C’est un véritable exploit que vient d’accomplir Julio Lucrèce Bazi. En gravissant le Mont Kilimandjaro, point culminant de l’Afrique avec ses 5 895 mètres d’altitude, le jeune Burkinabè a non seulement repoussé ses limites physiques et mentales, mais il a également hissé haut les couleurs du Faso, dans des conditions extrêmes.

‎Initialement prévue sur neuf jours, l’ascension du Kilimandjaro a été bouclée en seulement cinq jours par Julio, quatre jours de montée et une journée de descente. Un rythme effréné, motivé par une volonté de fer, malgré les douleurs, la fatigue, les risques d’hypothermie et le mal aigu des montagnes.

‎Dans un récit partagé sur ses réseaux sociaux, Julio raconte les heures les plus intenses de sa montée finale. À 1h05 du matin, malgré une jambe douloureuse et un corps affaibli par l’effort des jours précédents, il décide de tenter l’ascension nocturne du sommet. Soutenu par son guide et un porteur, il avance lentement, mais sûrement.

‎« À 5100 mètres, je saignais du nez. À 5150, le mal de montagne a frappé fort. Maux de tête, vertiges, essoufflement, fatigue extrême… Je buvais toutes les 20 minutes pour survivre. »

‎Le froid glacial de la haute altitude (-15°C) a mis son organisme à rude épreuve. Julio perd temporairement l’usage de sa main droite, ses orteils sont gelés, il chute sur la glace et perd brièvement connaissance. À Stella Point (5 756 m), il puise dans ses dernières forces. « Je voyais double, j’étais à bout. J’ai voulu boire un dernier XXL Energy pour tenir, mais il avait congelé dans ma main… »

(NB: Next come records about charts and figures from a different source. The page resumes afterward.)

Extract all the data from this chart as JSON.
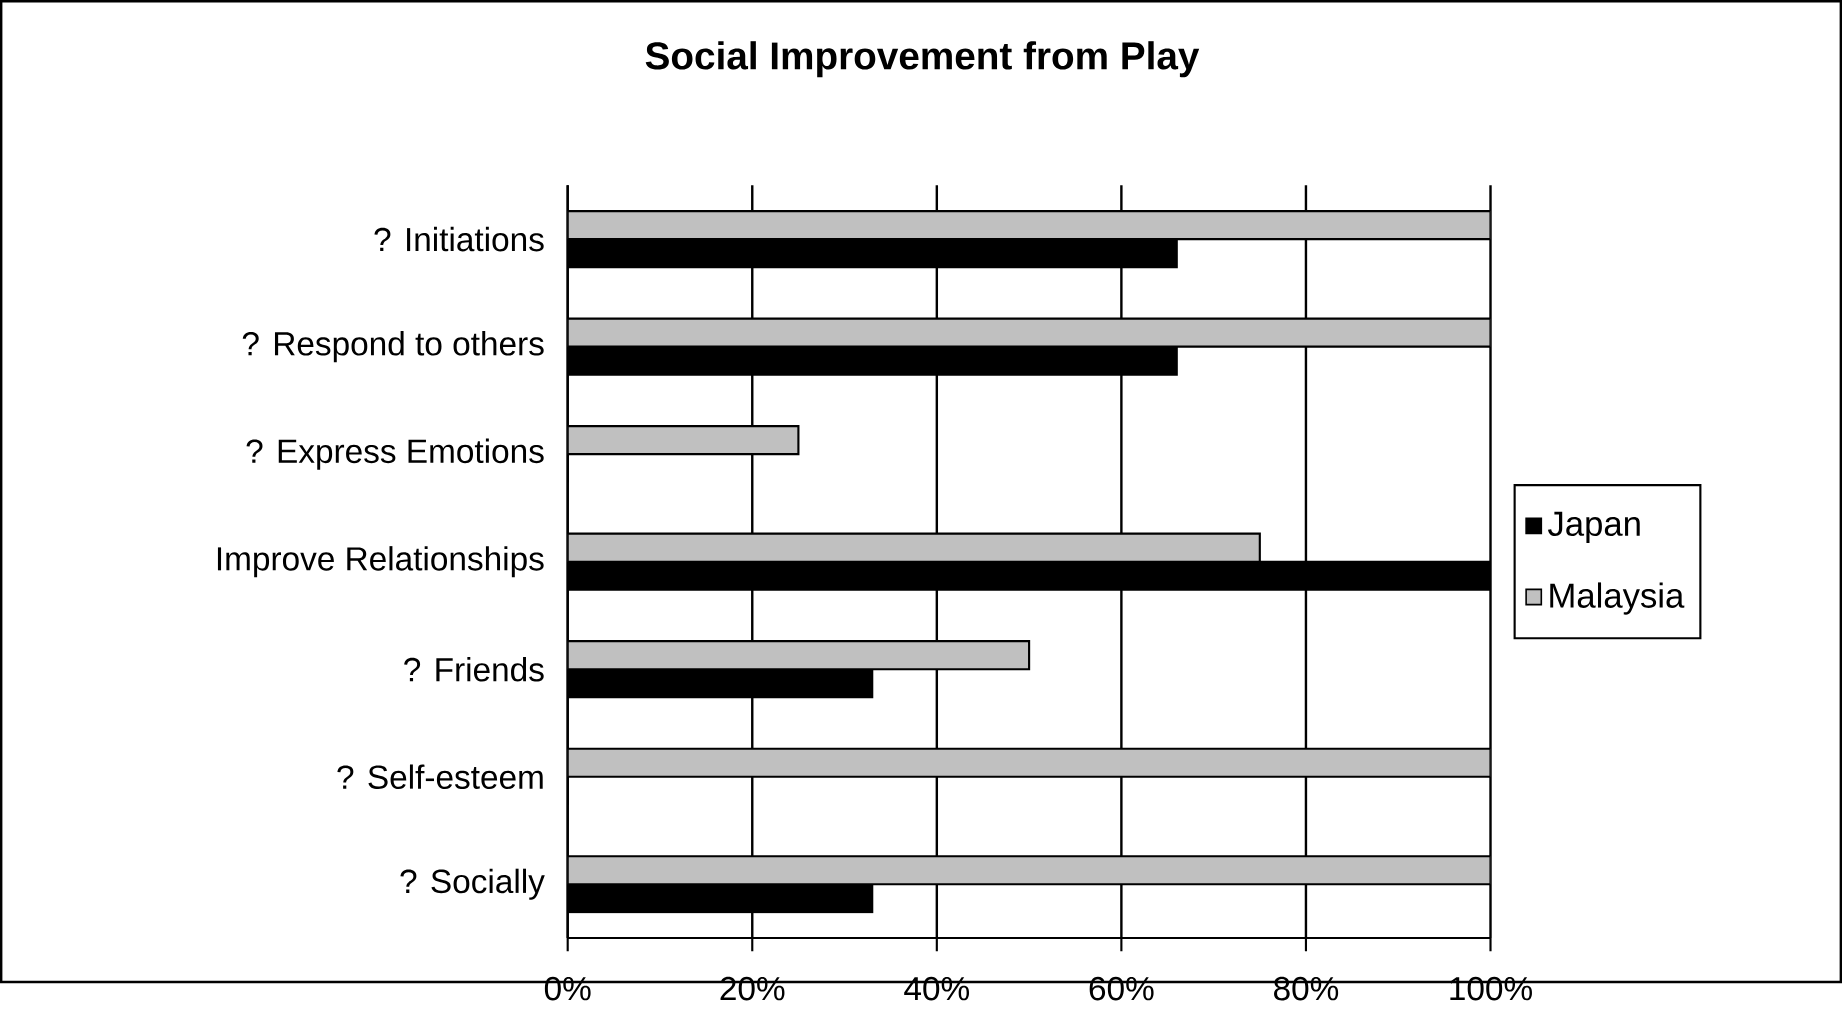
{
  "chart_data": {
    "type": "bar",
    "orientation": "horizontal",
    "title": "Social Improvement from Play",
    "categories": [
      "? Initiations",
      "? Respond to others",
      "? Express Emotions",
      "Improve Relationships",
      "? Friends",
      "? Self-esteem",
      "? Socially"
    ],
    "series": [
      {
        "name": "Japan",
        "color": "#000000",
        "values": [
          66,
          66,
          0,
          100,
          33,
          0,
          33
        ]
      },
      {
        "name": "Malaysia",
        "color": "#c0c0c0",
        "values": [
          100,
          100,
          25,
          75,
          50,
          100,
          100
        ]
      }
    ],
    "xlim": [
      0,
      100
    ],
    "xticks": [
      {
        "value": 0,
        "label": "0%"
      },
      {
        "value": 20,
        "label": "20%"
      },
      {
        "value": 40,
        "label": "40%"
      },
      {
        "value": 60,
        "label": "60%"
      },
      {
        "value": 80,
        "label": "80%"
      },
      {
        "value": 100,
        "label": "100%"
      }
    ],
    "grid": "x",
    "legend": "right"
  }
}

‎Malgré tout, il atteint le sommet. Le moment est bref, intense, historique, drapeau burkinabè fièrement planté au sommet du Kilimandjaro.

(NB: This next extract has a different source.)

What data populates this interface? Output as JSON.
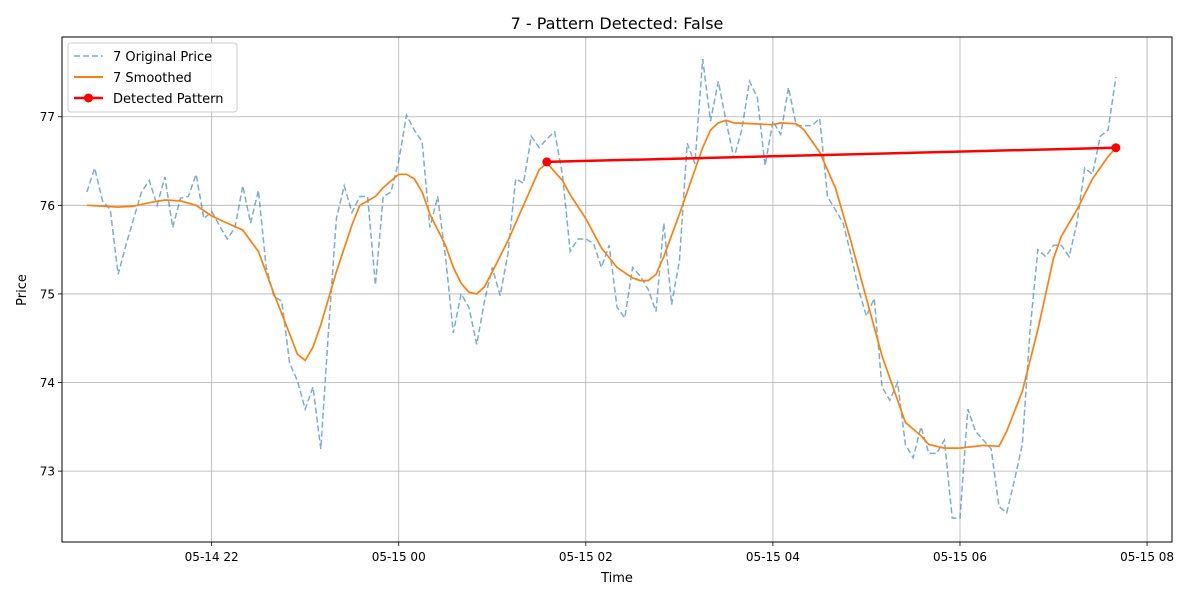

‎Si la montée fut difficile, la descente ne l’a pas été moins. Julio décide de ne pas prendre les deux jours recommandés, mais de tout boucler en une seule journée de descente directe, soit 30 km de terrain accidenté. « J’ai marché, rampé, boité, sautillé de 11h à 18h sous la pluie et dans la boue. Le directeur du parc m’attendait en bas pour me remettre mon certificat. »

‎Malgré les ampoules éclatées aux pieds, les douleurs insoutenables et la fatigue extrême, Julio termine son périple dans la dignité. Un exploit salué par ses pairs, ses compatriotes et les responsables du parc du Kilimandjaro.

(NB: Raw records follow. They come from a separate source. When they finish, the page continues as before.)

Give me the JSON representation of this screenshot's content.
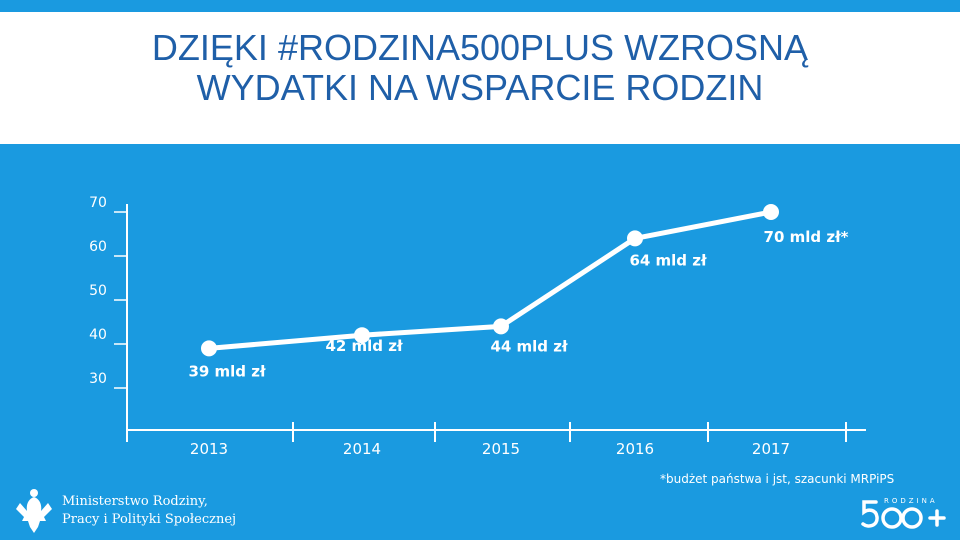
{
  "header": {
    "title_line1": "DZIĘKI #RODZINA500PLUS WZROSNĄ",
    "title_line2": "WYDATKI NA WSPARCIE RODZIN"
  },
  "footnote": "*budżet państwa i jst, szacunki MRPiPS",
  "ministry": {
    "line1": "Ministerstwo Rodziny,",
    "line2": "Pracy i Polityki Społecznej"
  },
  "logo": {
    "word": "RODZINA",
    "mark": "500+"
  },
  "colors": {
    "background": "#1a9ae0",
    "title": "#1f5fa8",
    "line": "#ffffff"
  },
  "chart_data": {
    "type": "line",
    "title": "",
    "xlabel": "",
    "ylabel": "",
    "categories": [
      "2013",
      "2014",
      "2015",
      "2016",
      "2017"
    ],
    "series": [
      {
        "values": [
          39,
          42,
          44,
          64,
          70
        ]
      }
    ],
    "data_labels": [
      "39 mld zł",
      "42 mld zł",
      "44 mld zł",
      "64 mld zł",
      "70 mld zł*"
    ],
    "yticks": [
      "30",
      "40",
      "50",
      "60",
      "70"
    ],
    "ylim": [
      30,
      70
    ],
    "grid": false
  }
}
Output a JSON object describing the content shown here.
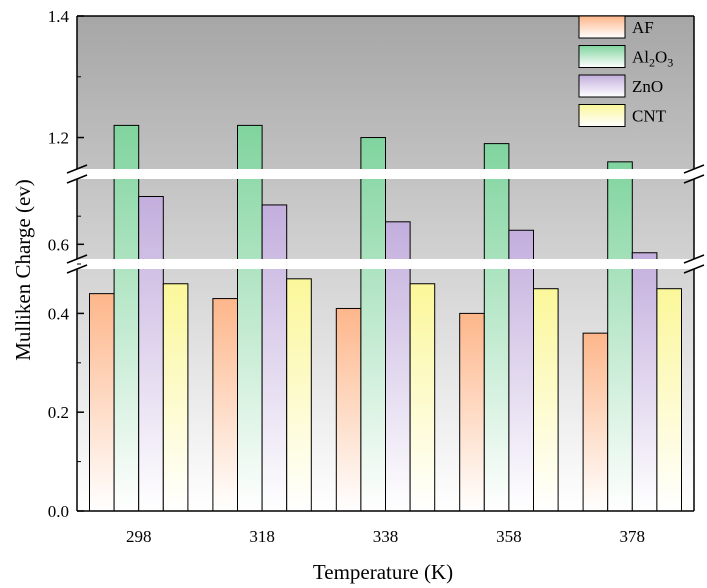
{
  "chart_data": {
    "type": "bar",
    "title": "",
    "xlabel": "Temperature (K)",
    "ylabel": "Mulliken Charge (ev)",
    "categories": [
      "298",
      "318",
      "338",
      "358",
      "378"
    ],
    "series": [
      {
        "name": "AF",
        "color": "#fdb68a",
        "values": [
          0.44,
          0.43,
          0.41,
          0.4,
          0.36
        ]
      },
      {
        "name": "Al2O3",
        "color": "#80d49e",
        "values": [
          1.22,
          1.22,
          1.2,
          1.19,
          1.16
        ]
      },
      {
        "name": "ZnO",
        "color": "#c3aedd",
        "values": [
          0.77,
          0.74,
          0.68,
          0.65,
          0.57
        ]
      },
      {
        "name": "CNT",
        "color": "#fbf79a",
        "values": [
          0.46,
          0.47,
          0.46,
          0.45,
          0.45
        ]
      }
    ],
    "y_segments": [
      {
        "range": [
          0.0,
          0.5
        ],
        "ticks": [
          "0.0",
          "0.2",
          "0.4"
        ],
        "tick_values": [
          0.0,
          0.2,
          0.4
        ]
      },
      {
        "range": [
          0.53,
          0.85
        ],
        "ticks": [
          "0.6"
        ],
        "tick_values": [
          0.6
        ]
      },
      {
        "range": [
          1.14,
          1.4
        ],
        "ticks": [
          "1.2",
          "1.4"
        ],
        "tick_values": [
          1.2,
          1.4
        ]
      }
    ],
    "legend": {
      "position": "top-right",
      "entries": [
        {
          "label": "AF",
          "series": 0
        },
        {
          "label_parts": [
            "Al",
            "2",
            "O",
            "3"
          ],
          "series": 1
        },
        {
          "label": "ZnO",
          "series": 2
        },
        {
          "label": "CNT",
          "series": 3
        }
      ]
    },
    "background": {
      "top": "#a6a6a6",
      "bottom": "#ffffff"
    }
  }
}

‎Julio Lucrèce Bazi entre désormais dans la courte liste des Burkinabè ayant atteint le sommet du Kilimandjaro et surtout, dans les annales des esprits audacieux qui refusent l’abandon, même dans l’adversité extrême. « Je l’ai fait ! Pour moi, pour le Burkina Faso. Je ne suis pas héliportable ! », conclut-il, avec humour et fierté.